Solution 1:

I don't know of another reference, but the proof is not too hard once you have the right tools, there are just a lot of them.

Let $\dim M = n$. We can reduce the structure group of $TM$ to $O(n)$ by choosing a Riemannian metric. If $TM$ admits an indefinite metric with signature $(p, q)$, then the structure group of $TM$ reduces to $O(p, q)$, which is an indefinite orthogonal group. Now $O(p)\times O(q)$ is a maximal compact subgroup of $O(p, q)$ and hence a deformation retract of it, so the structure group of $TM$ reduces further to $O(p)\times O(q)$. Therefore, there are vector bundles $E$ and $F$ with $\operatorname{rank} E = p$ and $\operatorname{rank} F = q$ such that $TM \cong E\oplus F$. Conversely, if $TM \cong E\oplus F$ with $\operatorname{rank} E = p$ and $\operatorname{rank} F = q$, then $TM$ admits an indefinite metric with signature $(p, q)$, for example $g = g_E - g_F$ where $g_E$ and $g_F$ are Riemannian metrics on $E$ and $F$ respectively.

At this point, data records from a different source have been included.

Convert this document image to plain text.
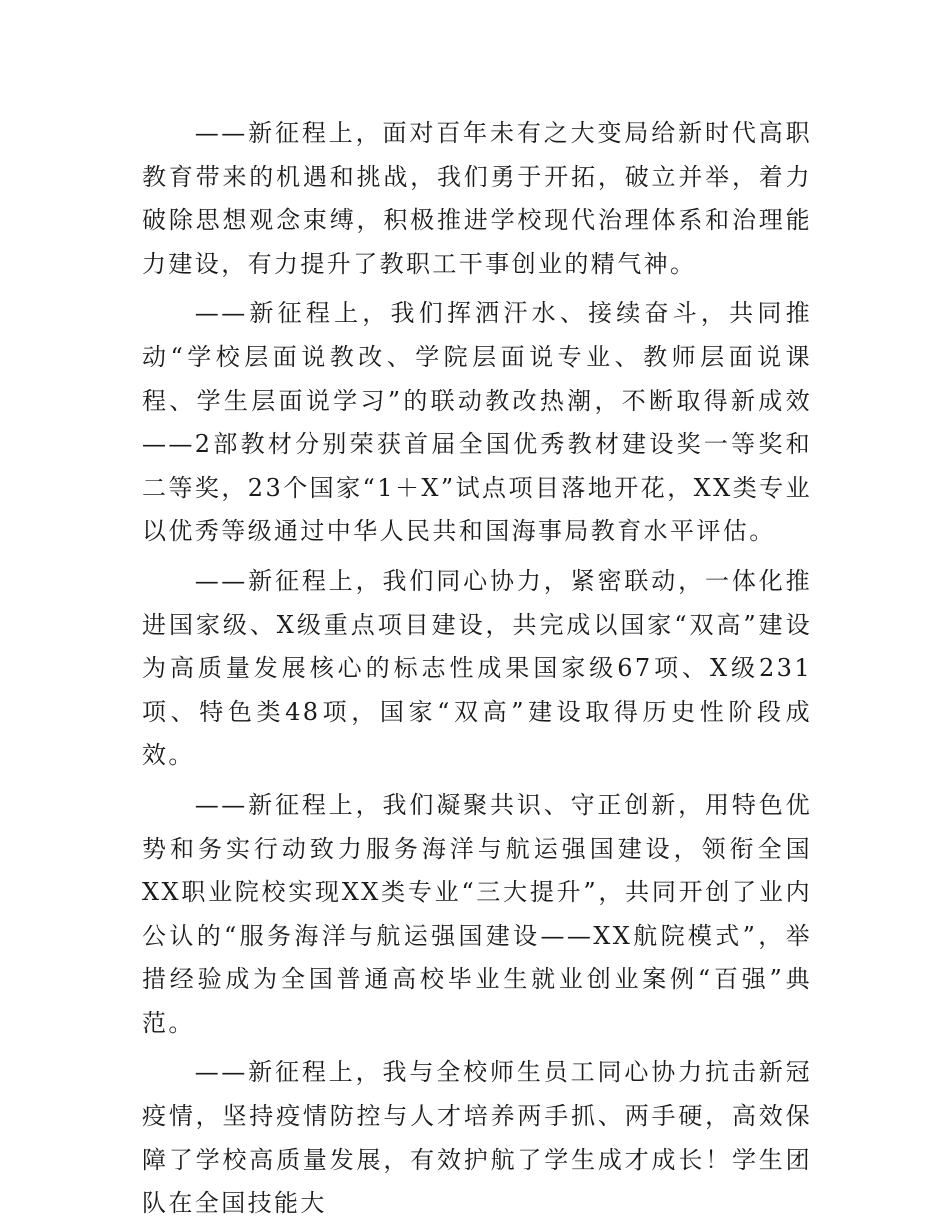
——新征程上，面对百年未有之大变局给新时代高职教育带来的机遇和挑战，我们勇于开拓，破立并举，着力破除思想观念束缚，积极推进学校现代治理体系和治理能力建设，有力提升了教职工干事创业的精气神。

——新征程上，我们挥洒汗水、接续奋斗，共同推动“学校层面说教改、学院层面说专业、教师层面说课程、学生层面说学习”的联动教改热潮，不断取得新成效——2部教材分别荣获首届全国优秀教材建设奖一等奖和二等奖，23个国家“1＋X”试点项目落地开花，XX类专业以优秀等级通过中华人民共和国海事局教育水平评估。

——新征程上，我们同心协力，紧密联动，一体化推进国家级、X级重点项目建设，共完成以国家“双高”建设为高质量发展核心的标志性成果国家级67项、X级231项、特色类48项，国家“双高”建设取得历史性阶段成效。

——新征程上，我们凝聚共识、守正创新，用特色优势和务实行动致力服务海洋与航运强国建设，领衔全国XX职业院校实现XX类专业“三大提升”，共同开创了业内公认的“服务海洋与航运强国建设——XX航院模式”，举措经验成为全国普通高校毕业生就业创业案例“百强”典范。

——新征程上，我与全校师生员工同心协力抗击新冠疫情，坚持疫情防控与人才培养两手抓、两手硬，高效保障了学校高质量发展，有效护航了学生成才成长！学生团队在全国技能大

The case of Lorentzian metrics corresponds to $q = 1$; some people would instead say $p = 1$, but it doesn't matter, it is equivalent. The above shows that $TM$ admits a Lorentzian metric if and only if $TM \cong E\oplus L$ where $\operatorname{rank}(E) = n - 1$ and $L$ is a real line bundle.

If $M$ is not closed, it follows from obstruction theory that $TM$ admits a nowhere zero section and hence $TM \cong E\oplus\varepsilon^1$ where $\varepsilon^1$ denotes the trivial real line bundle. Therefore $M$ admits a Lorentzian metric.

Suppose now that $M$ is closed and $TM \cong E\oplus L$. If $M$ is orientable, then there is a double cover${}^*$ $p : M' \to M$ such that $p^*L \cong \varepsilon^1$ and hence $TM' \cong p^*TM \cong p^*E\oplus p^*L \cong p^*E\oplus\varepsilon^1$. As $M'$ is orientable, we see that $\chi(M') = 0$ by the Poincaré-Hopf Theorem, so $\chi(M) = 0$ as $\chi(M') = 2\chi(M)$. If $M$ is non-orientable, let $\pi : \widetilde{M} \to M$ be the orientable double cover. Then $T\widetilde{M} \cong \pi^*TM \cong \pi^*E\oplus\pi^*L$. Applying the argument as before with $L$ replaced by $\pi^*L$, we see that $\chi(\widetilde{M}) = 0$, so $\chi(M) = 0$ as $\chi(\widetilde{M}) = 2\chi(M)$.

Conversely, if $M$ is closed and $\chi(M) = 0$, then $M$ admits a nowhere-zero vector field (see Corollary $39.8$ of Steenrod's Topology of Fiber Bundles) and hence $TM \cong E\oplus\varepsilon^1$. In particular, a closed manifold admits a Lorentzian metric if and only if $\chi(M) = 0$.


${}^*$Explicitly, $M' = S(L)$, the sphere bundle of $L$ with respect to a Riemannian metric, and $p$ is just the restriction of the projection $L \to M$ to $S(L)$. The claim follows once you know that the pullback of a vector bundle by its own projection is trivial and the normal bundle of the sphere bundle in a vector bundle is trivial; see here for the latter claim.